Since the cardiac conditions are congenital, during the formation of the heart, no further defects should occur. Diagnosis of the cardiac conditions often occurs prior to diagnosis of Kabuki syndrome.
Conductive hearing loss is a common occurrence in individuals with Kabuki syndrome, usually due to repeated ear infections during childhood. Cleft palate, abnormal development of the eustachian tube and immunity deficiencies can all be contributing factors. Hearing loss in Kabuki syndrome can be of three basic types: conductive, sensorineural or mixed. Conductive hearing loss occurs when sound is not conducted properly through the outer ear, middle ear, or both, such as in ear canal obstruction or in acute otitis media (ear infection). It is generally a mild to moderate impairment because sound can still be detected by the inner ear. Generally, with pure conductive hearing loss, the quality of hearing (speech discrimination) is good, as long as the sound is amplified loud enough to be easily heard. This type of hearing impairment can often be medically or surgically treated.

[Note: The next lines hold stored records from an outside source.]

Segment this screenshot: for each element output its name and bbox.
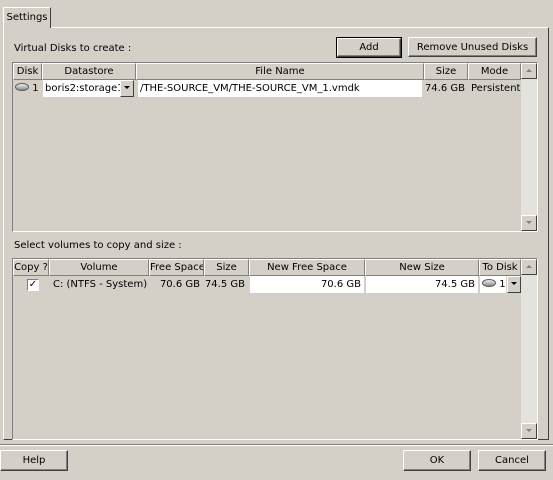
- column-header-volume[interactable]: Volume: [49, 259, 149, 276]
- column-header-copy[interactable]: Copy ?: [13, 259, 49, 276]
- datastore-select[interactable]: boris2:storage1: [43, 80, 120, 97]
- to-disk-select[interactable]: 1: [480, 276, 506, 293]
- to-disk-dropdown-button[interactable]: [507, 276, 521, 293]
- disks-scrollbar[interactable]: [521, 63, 537, 231]
- footer-divider: [0, 444, 553, 446]
- new-free-space-field[interactable]: 70.6 GB: [250, 276, 364, 293]
- help-button[interactable]: Help: [0, 450, 68, 471]
- tab-settings[interactable]: Settings: [3, 7, 51, 28]
- column-header-disk[interactable]: Disk: [13, 63, 42, 80]
- to-disk-value: 1: [499, 279, 506, 290]
- volume-name: C: (NTFS - System): [53, 279, 148, 290]
- new-size-field[interactable]: 74.5 GB: [366, 276, 478, 293]
- remove-unused-disks-button[interactable]: Remove Unused Disks: [408, 37, 537, 57]
- disk-icon: [482, 279, 496, 287]
- arrow-down-icon: [526, 429, 532, 432]
- column-header-new-size[interactable]: New Size: [365, 259, 479, 276]
- free-space: 70.6 GB: [159, 279, 200, 290]
- chevron-down-icon: [124, 86, 130, 89]
- datastore-dropdown-button[interactable]: [120, 80, 134, 97]
- scroll-down-button[interactable]: [521, 215, 537, 231]
- cancel-button[interactable]: Cancel: [478, 450, 546, 471]
- copy-checkbox[interactable]: ✓: [27, 279, 39, 291]
- arrow-up-icon: [526, 69, 532, 72]
- column-header-to-disk[interactable]: To Disk: [479, 259, 521, 276]
- column-header-free-space[interactable]: Free Space: [149, 259, 204, 276]
- volume-size: 74.5 GB: [204, 279, 245, 290]
- virtual-disks-table: Disk Datastore File Name Size Mode 1 bor…: [12, 62, 538, 232]
- disk-size: 74.6 GB: [424, 83, 465, 94]
- chevron-down-icon: [511, 282, 517, 285]
- column-header-file-name[interactable]: File Name: [136, 63, 424, 80]
- arrow-up-icon: [526, 265, 532, 268]
- arrow-down-icon: [526, 221, 532, 224]
- disk-mode: Persistent: [471, 83, 521, 94]
- column-header-mode[interactable]: Mode: [468, 63, 521, 80]
- disk-icon: [15, 83, 29, 91]
- column-header-size[interactable]: Size: [204, 259, 249, 276]
- scroll-up-button[interactable]: [521, 63, 537, 79]
- ok-button[interactable]: OK: [403, 450, 471, 471]
- volumes-title: Select volumes to copy and size :: [14, 240, 182, 251]
- volumes-scrollbar[interactable]: [521, 259, 537, 439]
- scroll-up-button[interactable]: [521, 259, 537, 275]
- add-button[interactable]: Add: [336, 37, 402, 58]
- volumes-table: Copy ? Volume Free Space Size New Free S…: [12, 258, 538, 440]
- column-header-new-free-space[interactable]: New Free Space: [249, 259, 365, 276]
- column-header-datastore[interactable]: Datastore: [42, 63, 136, 80]
- column-header-size[interactable]: Size: [424, 63, 468, 80]
- scroll-down-button[interactable]: [521, 423, 537, 439]
- disk-number: 1: [32, 83, 39, 94]
- virtual-disks-title: Virtual Disks to create :: [14, 43, 132, 54]
- file-name-field[interactable]: /THE-SOURCE_VM/THE-SOURCE_VM_1.vmdk: [138, 80, 422, 97]
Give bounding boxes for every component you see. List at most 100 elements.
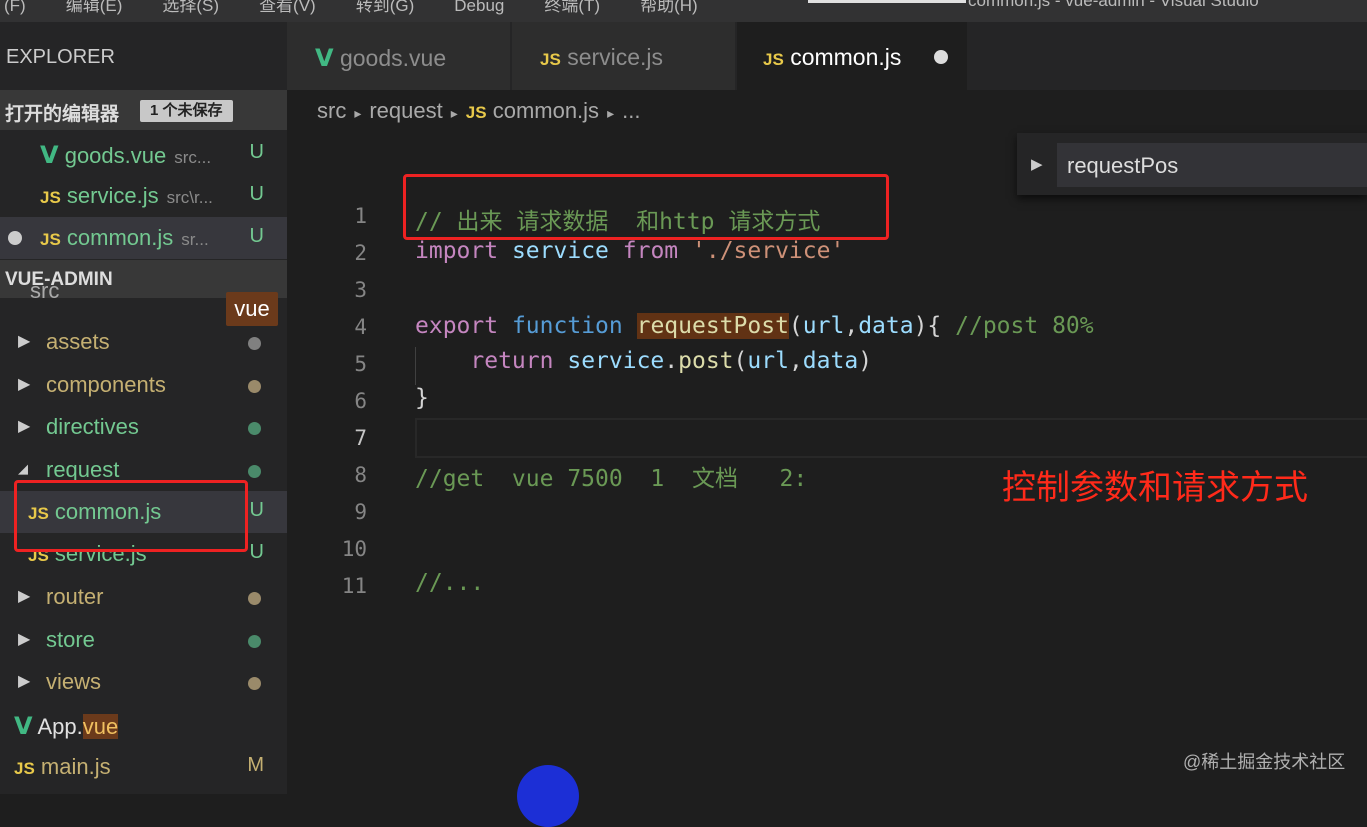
open-editor-service-js[interactable]: JS service.js src\r... U [0,175,287,217]
unsaved-dot-icon[interactable] [934,50,948,64]
code-line-2[interactable]: import service from './service' [415,238,844,264]
param: url [802,313,845,339]
code-line-11[interactable]: //... [415,570,484,596]
line-number: 5 [354,352,367,376]
line-number: 4 [354,315,367,339]
title-underline [808,0,966,3]
git-status-dot [248,677,261,690]
file-name: common.js [66,225,174,250]
git-status-dot [248,592,261,605]
open-editors-header[interactable]: 打开的编辑器 1 个未保存 [0,90,287,130]
folder-components[interactable]: ▶ components [0,364,287,406]
line-number: 6 [354,389,367,413]
comment: //... [415,570,485,596]
folder-assets[interactable]: ▶ assets [0,321,287,363]
explorer-header: EXPLORER [6,46,115,68]
menu-item[interactable]: 转到(G) [356,0,415,15]
explorer-sidebar: EXPLORER 打开的编辑器 1 个未保存 V goods.vue src...… [0,22,287,794]
code-line-4[interactable]: export function requestPost(url,data){ /… [415,313,1094,339]
line-number: 2 [354,241,367,265]
window-title: common.js - vue-admin - Visual Studio [968,0,1259,10]
menu-item[interactable]: 帮助(H) [640,0,698,15]
identifier: service [511,238,609,264]
js-icon: JS [465,103,487,122]
folder-router[interactable]: ▶ router [0,576,287,618]
folder-store[interactable]: ▶ store [0,619,287,661]
file-main-js[interactable]: JS main.js M [0,746,287,788]
watermark: @稀土掘金技术社区 [1183,752,1346,772]
folder-views[interactable]: ▶ views [0,661,287,703]
menu-item[interactable]: 终端(T) [544,0,600,15]
tab-goods-vue[interactable]: V goods.vue [287,22,510,90]
file-name: service.js [66,183,159,208]
menu-items: (F) 编辑(E) 选择(S) 查看(V) 转到(G) Debug 终端(T) 帮助(H) [4,0,738,16]
outline-item-label: requestPos [1067,153,1179,178]
git-status-dot [248,337,261,350]
git-status: U [249,141,264,163]
tab-label: common.js [790,44,902,70]
open-editor-common-js[interactable]: JS common.js sr... U [0,217,287,259]
breadcrumb-src[interactable]: src [317,98,346,123]
file-name: goods.vue [64,143,167,168]
open-editor-goods-vue[interactable]: V goods.vue src... U [0,133,287,175]
file-name: main.js [40,754,111,779]
folder-name: router [46,584,104,609]
menu-item[interactable]: (F) [4,0,26,15]
folder-name: assets [46,329,110,354]
chevron-right-icon: ▶ [18,375,31,393]
menu-item[interactable]: 编辑(E) [66,0,123,15]
open-editors-title: 打开的编辑器 [5,104,120,125]
string: './service' [692,238,845,264]
unsaved-badge: 1 个未保存 [140,100,233,122]
line-number: 7 [354,426,367,450]
vue-icon: V [14,712,33,740]
folder-name: src [30,284,60,303]
file-app-vue[interactable]: V App.vue [0,704,287,746]
line-number: 11 [341,574,367,598]
chevron-right-icon: ▶ [18,418,31,435]
breadcrumb-file[interactable]: common.js [493,98,599,123]
js-icon: JS [40,230,61,249]
identifier: service [567,348,665,374]
line-number: 1 [354,204,367,228]
folder-name: directives [46,414,139,439]
punct: ( [733,348,748,374]
breadcrumb-request[interactable]: request [369,98,442,123]
punct: ( [788,313,803,339]
keyword: import [415,238,499,264]
comment: //post 80% [955,313,1094,339]
breadcrumb: src ▸ request ▸ JS common.js ▸... [317,98,640,124]
menu-item[interactable]: Debug [454,0,504,15]
current-line-highlight [415,418,1367,458]
git-status: U [249,225,264,247]
code-line-6[interactable]: } [415,385,429,411]
chevron-right-icon[interactable]: ▶ [1031,155,1043,173]
chevron-right-icon: ▸ [450,105,458,121]
code-line-5[interactable]: return service.post(url,data) [415,348,872,374]
annotation-box-tree [14,480,248,552]
breadcrumb-outline-picker: ▶ requestPos [1017,133,1367,195]
git-status: M [247,754,264,776]
unsaved-dot-icon [8,231,22,245]
menu-item[interactable]: 查看(V) [259,0,316,15]
punct: , [788,348,803,374]
breadcrumb-more[interactable]: ... [622,98,640,123]
chevron-right-icon: ▸ [607,105,615,121]
menu-item[interactable]: 选择(S) [162,0,219,15]
vue-icon: V [40,141,59,169]
outline-item[interactable]: requestPos [1057,143,1367,187]
chevron-right-icon: ▶ [18,630,31,648]
chevron-right-icon: ▶ [18,673,31,690]
keyword: from [622,238,679,264]
punct: , [844,313,859,339]
menu-bar: (F) 编辑(E) 选择(S) 查看(V) 转到(G) Debug 终端(T) 帮助(H) c… [0,0,1367,22]
tab-common-js[interactable]: JS common.js [737,22,967,90]
folder-directives[interactable]: ▶ directives [0,406,287,448]
punct: ) [858,348,873,374]
chevron-right-icon: ▶ [18,588,31,605]
file-path: src... [174,148,212,167]
chevron-right-icon: ▶ [18,333,31,350]
code-line-8[interactable]: //get vue 7500 1 文档 2: [415,459,807,493]
git-status: U [249,183,264,205]
tab-service-js[interactable]: JS service.js [512,22,735,90]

Sensorineural hearing loss is due to the damage of the inner ear, the cochlea, or to the impairment of the auditory nerve. It can be mild, moderate, severe, or profound, to the point of total deafness. It is a permanent loss and it doesn’t only affect sound intensity such as the ability to hear faint sounds but also makes it more difficult for you to recognize complex sounds, to understand speech and to hear clearly.
Mixed hearing loss - In some cases, such as in complication of recurrent/chronic otitis media, a conductive hearing loss occurs in combination with damage of the inner ear or of the auditory nerve. When this occurs the hearing loss is referred to as a mixed hearing loss.

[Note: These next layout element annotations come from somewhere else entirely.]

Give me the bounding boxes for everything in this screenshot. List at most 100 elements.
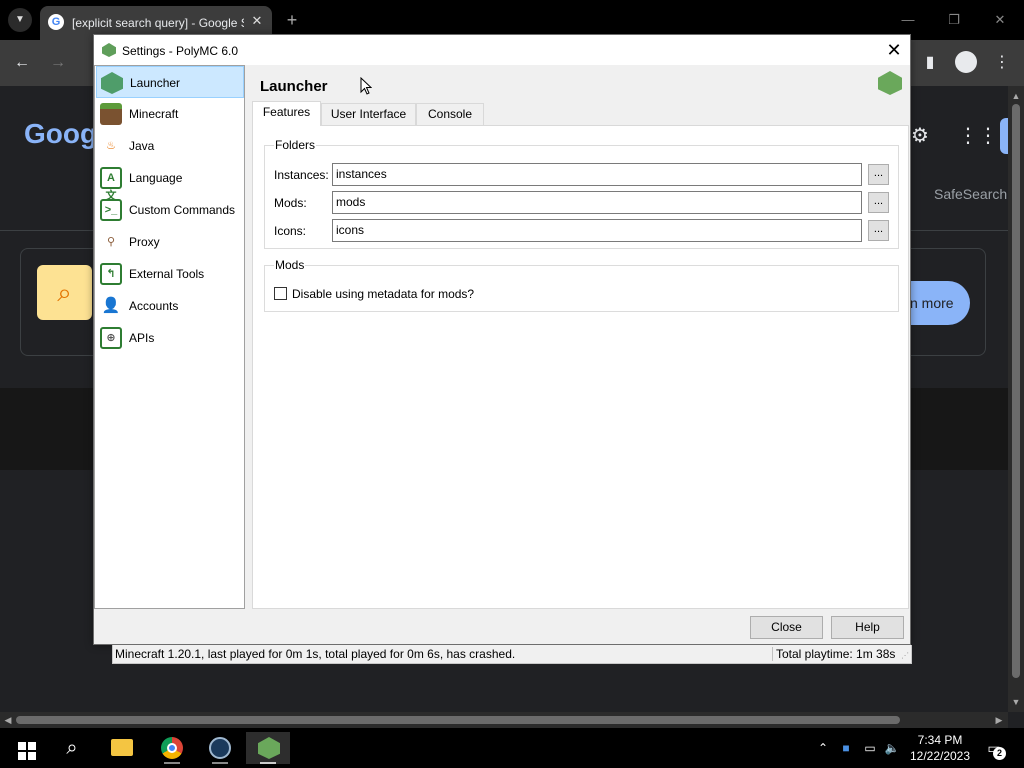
icons-browse-button[interactable]: ... [868,220,889,241]
sidepanel-icon[interactable]: ▮ [918,51,942,75]
java-icon: ♨ [106,140,116,152]
help-button[interactable]: Help [831,616,904,639]
volume-muted-icon[interactable]: 🔈 [884,740,900,756]
disable-metadata-label[interactable]: Disable using metadata for mods? [292,286,474,302]
minecraft-icon [100,103,122,125]
nav-item-external-tools[interactable]: ↰ External Tools [96,258,244,290]
mods-browse-button[interactable]: ... [868,192,889,213]
nav-label: Language [129,171,183,185]
steam-icon[interactable] [198,732,242,764]
nav-item-java[interactable]: ♨ Java [96,130,244,162]
launcher-icon [101,72,123,94]
scroll-right-arrow-icon[interactable]: ▶ [991,712,1007,728]
nav-label: Accounts [129,299,179,313]
polymc-logo [258,737,280,759]
clock-time[interactable]: 7:34 PM [910,732,970,748]
steam-logo [209,737,231,759]
accounts-icon: 👤 [101,297,121,314]
browser-minimize-button[interactable]: — [898,10,918,30]
nav-label: Java [129,139,155,153]
taskbar-search-icon[interactable]: ⌕ [50,732,94,764]
folders-group: Folders Instances: instances ... Mods: m… [264,137,899,249]
nav-item-launcher[interactable]: Launcher [96,66,244,98]
icons-field[interactable]: icons [332,219,862,242]
google-apps-icon[interactable]: ⋮⋮⋮ [958,124,1018,148]
proxy-icon: ⚲ [106,236,116,248]
browser-maximize-button[interactable]: ❐ [944,10,964,30]
chrome-icon[interactable] [150,732,194,764]
tab-search-button[interactable]: ▼ [8,8,32,32]
instances-label: Instances: [274,168,329,182]
nav-item-minecraft[interactable]: Minecraft [96,98,244,130]
launcher-page-icon [878,71,902,95]
nav-item-proxy[interactable]: ⚲ Proxy [96,226,244,258]
apis-icon: ⊕ [100,327,122,349]
nav-label: APIs [129,331,155,345]
resize-grip-icon[interactable]: ⋰ [901,651,911,661]
dialog-title: Settings - PolyMC 6.0 [122,44,239,58]
network-icon[interactable]: ▭ [862,740,878,756]
total-playtime: Total playtime: 1m 38s [776,647,896,661]
nav-item-accounts[interactable]: 👤 Accounts [96,290,244,322]
mouse-cursor-icon [360,77,372,95]
nav-item-language[interactable]: A文 Language [96,162,244,202]
instances-browse-button[interactable]: ... [868,164,889,185]
dialog-titlebar[interactable]: Settings - PolyMC 6.0 ✕ [94,35,910,65]
settings-dialog: Settings - PolyMC 6.0 ✕ Launcher Minecra… [93,34,911,645]
google-logo[interactable]: Goog [24,118,97,150]
tab-features[interactable]: Features [252,101,321,126]
custom-commands-icon: >_ [100,199,122,221]
polymc-icon[interactable] [246,732,290,764]
windows-start-icon [18,742,36,760]
folder-shape [111,739,133,756]
chrome-logo-center [167,743,177,753]
file-explorer-icon[interactable] [100,732,144,764]
browser-close-button[interactable]: ✕ [990,10,1010,30]
nav-item-apis[interactable]: ⊕ APIs [96,322,244,354]
tray-app-icon[interactable]: ■ [838,740,854,756]
clock-date[interactable]: 12/22/2023 [906,748,974,764]
new-tab-button[interactable]: + [282,10,302,30]
settings-nav: Launcher Minecraft ♨ Java A文 Language >_… [94,65,245,609]
forward-arrow-icon[interactable]: → [46,51,70,75]
disable-metadata-checkbox[interactable] [274,287,287,300]
start-button[interactable] [2,732,46,764]
tab-close-icon[interactable]: ✕ [248,12,266,30]
running-indicator [260,762,276,764]
page-title: Launcher [260,78,328,95]
scroll-down-arrow-icon[interactable]: ▼ [1008,694,1024,710]
external-tools-icon: ↰ [100,263,122,285]
mods-field[interactable]: mods [332,191,862,214]
safesearch-link[interactable]: SafeSearch [934,186,1007,202]
horizontal-scrollbar-thumb[interactable] [16,716,900,724]
features-pane: Folders Instances: instances ... Mods: m… [252,125,909,609]
mods-label: Mods: [274,196,307,210]
nav-item-custom-commands[interactable]: >_ Custom Commands [96,194,244,226]
tab-title: [explicit search query] - Google Search [72,16,244,30]
polymc-app-icon [102,43,116,57]
instances-field[interactable]: instances [332,163,862,186]
icons-label: Icons: [274,224,307,238]
vertical-scrollbar-thumb[interactable] [1012,104,1020,678]
show-hidden-icons-chevron-icon[interactable]: ⌃ [815,740,831,756]
close-button[interactable]: Close [750,616,823,639]
language-icon: A文 [100,167,122,202]
back-arrow-icon[interactable]: ← [10,51,34,75]
settings-gear-icon[interactable]: ⚙ [908,124,932,148]
nav-label: Custom Commands [129,203,236,217]
windows-taskbar: ⌕ ⌃ ■ ▭ 🔈 7:34 PM 12/22/2023 ▭ 2 [0,728,1024,768]
running-indicator [164,762,180,764]
tab-console[interactable]: Console [416,103,484,125]
profile-avatar-icon[interactable] [955,51,977,73]
search-icon: ⌕ [37,265,92,320]
dialog-close-icon[interactable]: ✕ [884,40,904,60]
scroll-up-arrow-icon[interactable]: ▲ [1008,88,1024,104]
mods-group: Mods Disable using metadata for mods? [264,257,899,312]
running-indicator [212,762,228,764]
tab-user-interface[interactable]: User Interface [321,103,416,125]
browser-menu-icon[interactable]: ⋮ [990,51,1014,75]
launcher-statusbar: Minecraft 1.20.1, last played for 0m 1s,… [112,645,912,664]
desktop-screen: ▼ G [explicit search query] - Google Sea… [0,0,1024,768]
nav-label: Proxy [129,235,160,249]
scroll-left-arrow-icon[interactable]: ◀ [0,712,16,728]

Conductive hearing loss, mainly due to recurrent otitis media, is reported with a frequency ranging from 24% to 82%. In fact chronic otitis media is extremely frequent in individuals with Kabuki syndrome during childhood. It is probably related either to cleft palate and abnormal development of the eustachian tube or to immune deficiency. It has to be cured in order to limit permanent hearing loss sequelae (mixed hearing loss).
Sensorineural hearing loss is very rare in Kabuki syndrome. Only a few cases are reported in the literature and are mainly caused by anomalies of the inner ear, however this low prevalence could also be due to incomplete neuro-radiological investigations (CT brain) reported up to now in the medical literature.

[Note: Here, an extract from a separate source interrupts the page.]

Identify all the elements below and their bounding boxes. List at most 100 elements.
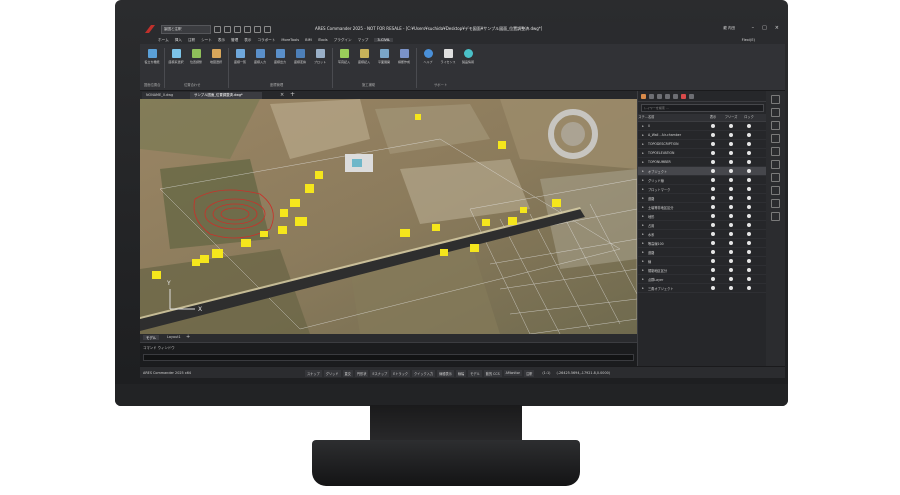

Some children may utilize a personal or classroom sound field FM system, either in conjunction with aids or without. The FM system enhances the distance to noise ratio, in the typical classroom, so that environmental/background noise is decreased while the voice of the speaker is amplified.
A significant number of individuals with Kabuki syndrome have optical anomalies. More common ocular conditions include blue sclerae, strabismus, coloboma, ptosis and micropthalmia. Less common conditions can include nystagmus, Peter's anomaly, and Marcus Gunn phenomenon, optic nerve hypoplasia, obstructed nasolacrimal ducts and refractive anomalies.
Many individuals with Kabuki syndrome have sensory processing disorder. This inability to accurately organize sensory information can lead to behavior problems. Some of the more commonly reported sensory issues include need for oral stimulation - including chewing on non-food items, tactile defensiveness towards various sensations and stimuli, panic-like reactions to certain noises, and aversion to textures and/or smells of select foods. Anxiety, obsessive/compulsive traits and autistic-type behaviors are commonly observed. Individuals with Kabuki syndrome often have an obsessive need for routine. Mild depression has been reported in young adults. Parents frequently report an excellent memory for face recognition, song lyrics, dates of events, etc.